I’m Gina Bongiovi, and I’m a lawyer who works with start-ups and small businesses. And in this video, I’m going to talk about the myth of forming an S Corp. I have a lot of clients that come to me or they call me and they say I want to form an S Corp. It’s kind of a technicality, but that’s not exactly possible. And let me explain why.

First of all, the IRS allows entities like LLCs or corporations to elect be taxed certain ways. So basically there are two different worlds–you have a legal world over here where you choose your entity, your full proprietorship, general partnership, limited partnership, LLC, corporation, and then on this side, then you have the opportunity to choose how you want your entity to be taxed. But first you have to form an entity so most of the entities I deal with are either LLCs or corporations.

So if you choose an LLC or corporation, you form it at a state level, you get your EIN, which is your employer identification number. It’s kind of like your social security number for your business so you don’t have to use your own social security number. Then you have the opportunity with the IRS to determine how you want your entity to be taxed.

So for instance, if you form an LLC, you have four options. You can have your LLC taxed as a disregarded entity, which is essentially the same as a sole proprietorship. You can have it taxed like a partnership, you can have it taxed like a subchapter S corporation or S corp for short, or you can have it taxed as a C corporation. If you form a corporation, then you only have the option of choosing between a S corporation and a C corporation.

Now depending or when you make this decision depends on how much money you’re making that year. Even though I’m not a CPA, I’ve heard through the grapevine, many CPAs say that when you’re making about $50,000 a year, it makes sense to have your entity be taxed as S corp. So if you have an LLC that’s currently being taxed as either a partnership or a sole proprietorship or disregarded entity, then once you start to make $50,000 a year, then you can be the S corp.
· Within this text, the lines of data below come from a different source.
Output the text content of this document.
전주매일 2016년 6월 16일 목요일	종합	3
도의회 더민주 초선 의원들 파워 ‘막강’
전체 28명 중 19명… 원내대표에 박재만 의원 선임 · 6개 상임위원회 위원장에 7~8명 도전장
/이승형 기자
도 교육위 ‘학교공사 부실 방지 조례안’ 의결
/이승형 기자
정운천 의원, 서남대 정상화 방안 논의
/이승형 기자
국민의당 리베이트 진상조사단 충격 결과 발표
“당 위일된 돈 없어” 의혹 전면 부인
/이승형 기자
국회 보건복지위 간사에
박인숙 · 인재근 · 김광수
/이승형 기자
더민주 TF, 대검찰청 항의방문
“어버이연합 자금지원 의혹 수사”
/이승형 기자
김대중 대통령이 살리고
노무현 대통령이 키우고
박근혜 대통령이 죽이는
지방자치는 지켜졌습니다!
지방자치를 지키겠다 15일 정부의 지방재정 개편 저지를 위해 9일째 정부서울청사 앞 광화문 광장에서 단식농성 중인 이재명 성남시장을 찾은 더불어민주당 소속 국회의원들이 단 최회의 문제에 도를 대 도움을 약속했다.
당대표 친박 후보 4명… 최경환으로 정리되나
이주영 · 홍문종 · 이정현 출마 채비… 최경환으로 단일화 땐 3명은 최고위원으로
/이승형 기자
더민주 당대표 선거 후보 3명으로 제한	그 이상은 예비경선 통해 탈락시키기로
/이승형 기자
The catch with the S corp is, because there’s always a catch, it is the IRS after all, the catch with the S corp is that you have to put, as an owner, you put yourself on a salary and then you have to pay the payroll taxes and unemployment insurance and everything that comes with hiring an employee, so you make yourself an employee of the business. And that’s why they say you should be making at least $50,000 a year so that the deductions you can enjoy offset the expenses that you pay, either payroll service or something to pay those taxes.